To our knowledge, there are six cases of sciatic nerve entrapment after closed reduction of dislocated THA reported in the literature.2 , 8 - 12 Dislocation after revision THA seems to be at higher risk of sciatic nerve entrapment. The higher rate of dislocation and the presence of scar tissues are two reasons to explain this higher risk. In our case, the entrapment was responsible for a permanent deficit to the sciatic nerve by traction and compression.13
Nerve compression by a hematoma is part of the differential diagnosis and advocates early exploration and drainage.12 , 14 CT could show such a lesion. Hemostasis disruption could orientate the diagnosis, and coagulation analysis is required.
We assume that the manoeuver of stability testing after the first closed reduction has probably led to the sciatic nerve entrapment. This complication could have been avoided with adequate sedation and complete muscular relaxation. Abstaining from stability testing would also have probably averted the nerve damage.

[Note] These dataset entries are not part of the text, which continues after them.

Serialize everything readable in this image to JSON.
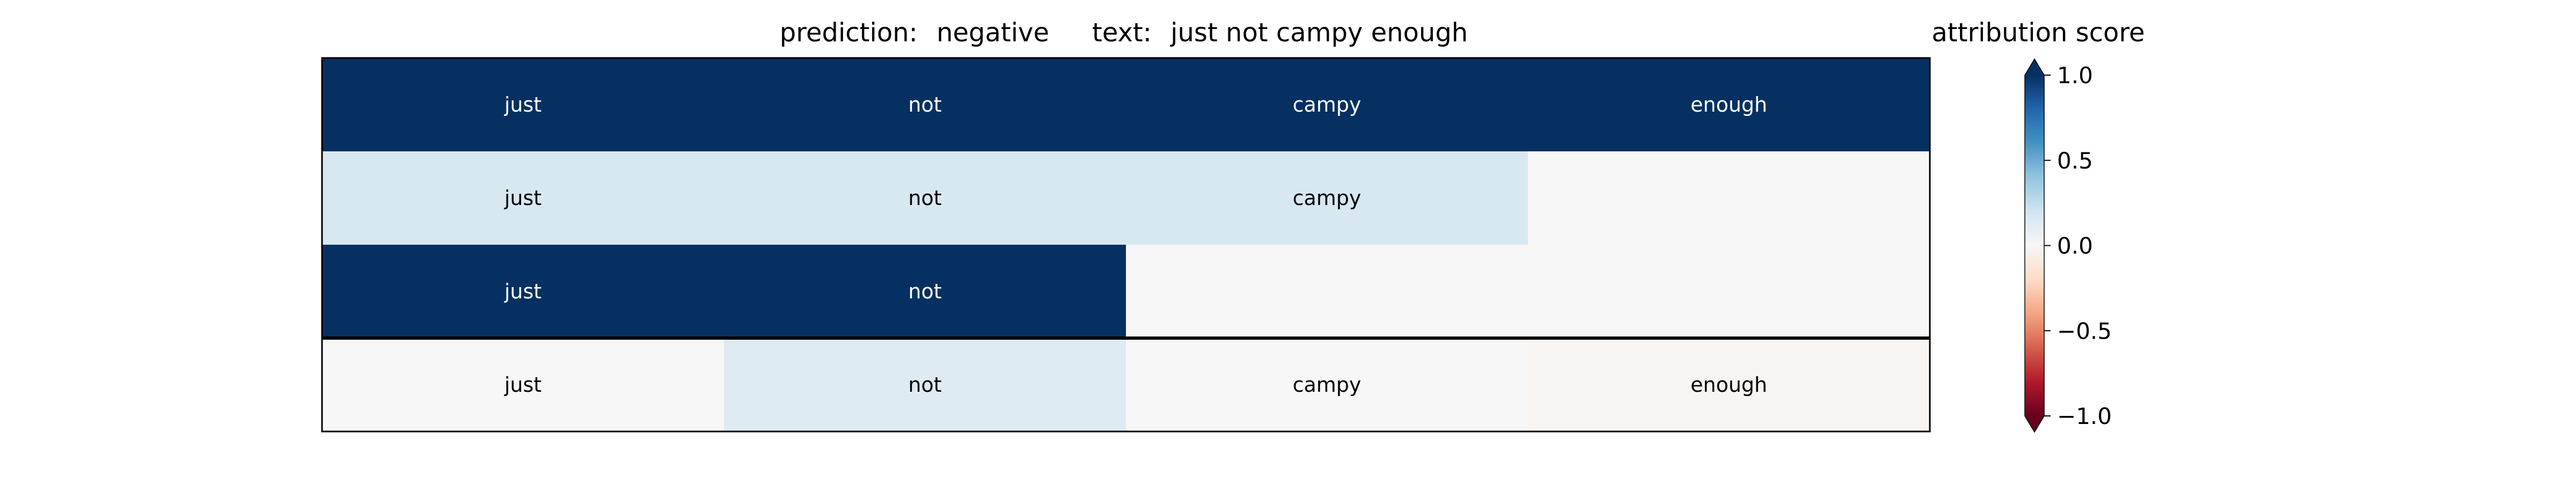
{
  "chart_data": {
    "type": "heatmap",
    "title": {
      "prediction_label": "prediction:",
      "prediction_value": "negative",
      "text_label": "text:",
      "text_value": "just not campy enough"
    },
    "columns": 4,
    "rows": [
      {
        "cells": [
          {
            "token": "just",
            "score": 1.0
          },
          {
            "token": "not",
            "score": 1.0
          },
          {
            "token": "campy",
            "score": 1.0
          },
          {
            "token": "enough",
            "score": 1.0
          }
        ]
      },
      {
        "cells": [
          {
            "token": "just",
            "score": 0.17
          },
          {
            "token": "not",
            "score": 0.17
          },
          {
            "token": "campy",
            "score": 0.17
          },
          {
            "token": "",
            "score": 0.0
          }
        ]
      },
      {
        "cells": [
          {
            "token": "just",
            "score": 1.0
          },
          {
            "token": "not",
            "score": 1.0
          },
          {
            "token": "",
            "score": 0.0
          },
          {
            "token": "",
            "score": 0.0
          }
        ]
      },
      {
        "cells": [
          {
            "token": "just",
            "score": 0.0
          },
          {
            "token": "not",
            "score": 0.13
          },
          {
            "token": "campy",
            "score": 0.0
          },
          {
            "token": "enough",
            "score": -0.02
          }
        ]
      }
    ],
    "separator_before_row": 3,
    "colorbar": {
      "title": "attribution score",
      "colormap": "RdBu",
      "range": [
        -1.0,
        1.0
      ],
      "ticks": [
        {
          "value": 1.0,
          "label": "1.0"
        },
        {
          "value": 0.5,
          "label": "0.5"
        },
        {
          "value": 0.0,
          "label": "0.0"
        },
        {
          "value": -0.5,
          "label": "−0.5"
        },
        {
          "value": -1.0,
          "label": "−1.0"
        }
      ],
      "extend": "both"
    }
  }
}
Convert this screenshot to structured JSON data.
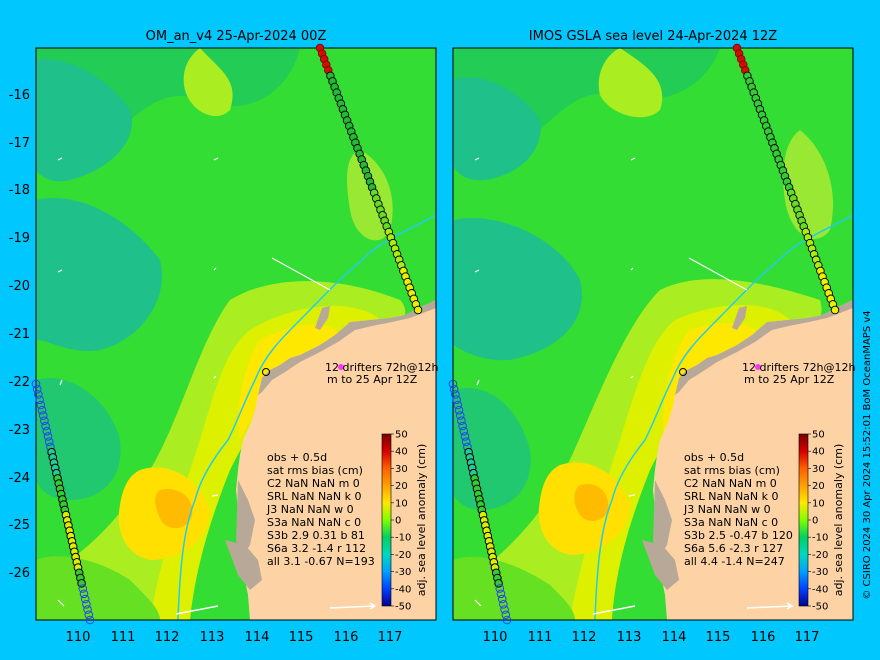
{
  "panels": [
    {
      "title": "OM_an_v4  25-Apr-2024 00Z",
      "drifters_line1": "12 drifters 72h@12h",
      "drifters_line2": "m  to 25 Apr 12Z",
      "stats": [
        "obs + 0.5d",
        "sat rms bias (cm)",
        "C2    NaN NaN m 0",
        "SRL   NaN NaN k 0",
        "J3    NaN NaN w 0",
        "S3a   NaN NaN c 0",
        "S3b  2.9 0.31 b 81",
        "S6a  3.2 -1.4 r 112",
        "all  3.1 -0.67 N=193"
      ]
    },
    {
      "title": "IMOS GSLA sea level  24-Apr-2024 12Z",
      "drifters_line1": "12 drifters 72h@12h",
      "drifters_line2": "m  to 25 Apr 12Z",
      "stats": [
        "obs + 0.5d",
        "sat rms bias (cm)",
        "C2    NaN NaN m 0",
        "SRL   NaN NaN k 0",
        "J3    NaN NaN w 0",
        "S3a   NaN NaN c 0",
        "S3b  2.5 -0.47 b 120",
        "S6a  5.6 -2.3 r 127",
        "all  4.4 -1.4 N=247"
      ]
    }
  ],
  "colorbar": {
    "label": "adj. sea level anomaly (cm)",
    "ticks": [
      "50",
      "40",
      "30",
      "20",
      "10",
      "0",
      "-10",
      "-20",
      "-30",
      "-40",
      "-50"
    ]
  },
  "axes": {
    "lat_labels": [
      "-16",
      "-17",
      "-18",
      "-19",
      "-20",
      "-21",
      "-22",
      "-23",
      "-24",
      "-25",
      "-26"
    ],
    "lon_labels": [
      "110",
      "111",
      "112",
      "113",
      "114",
      "115",
      "116",
      "117"
    ]
  },
  "credit": "© CSIRO 2024   30 Apr 2024 15:52:01 BoM OceanMAPS v4",
  "colors": {
    "background": "#00c8ff",
    "land": "#fdd3a6",
    "coast_shelf": "#b8a898"
  }
}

Stability testing after closed reduction should be done with restriction because accurate measurement of the articular range-of-motion to the limit of stability has low impact on the modalities of treatment. Repeated attempts to reduce a THA dislocation come with an increased risk of complications.
Difficulty in reduction of a dislocated THA could indicate a sciatic nerve impingement. If suspected, performing an open reduction should be recommended. In case of difficult reduction or previously revised THA, the use of live low-dose fluoroscopy might reduce the risk of dislocation or could show soft-tissue impingement.
Studies showed that at the time of the THA procedure, intraoperative stability tests were effective and suggested that reaching 50° of internal rotation with a flexed hip should assure a stable hip.15 As it is an intraoperative procedure, it offers a direct view of the femoral neck in the event of a sciatic nerve entrapment.
In the presence of clinical signs, suggesting a sciatic nerve lesion after a closed reduction of THA dislocation, we do recommend prompt open exploration and reduction. This risk of open conversion should be explained to each patient in the preoperative consent.
Our institution guidelines were modified after this case because we now avoid stability testing after reduction of THA dislocation. This testing procedure comes with substantial risk and has a low impact on the modalities of treatment.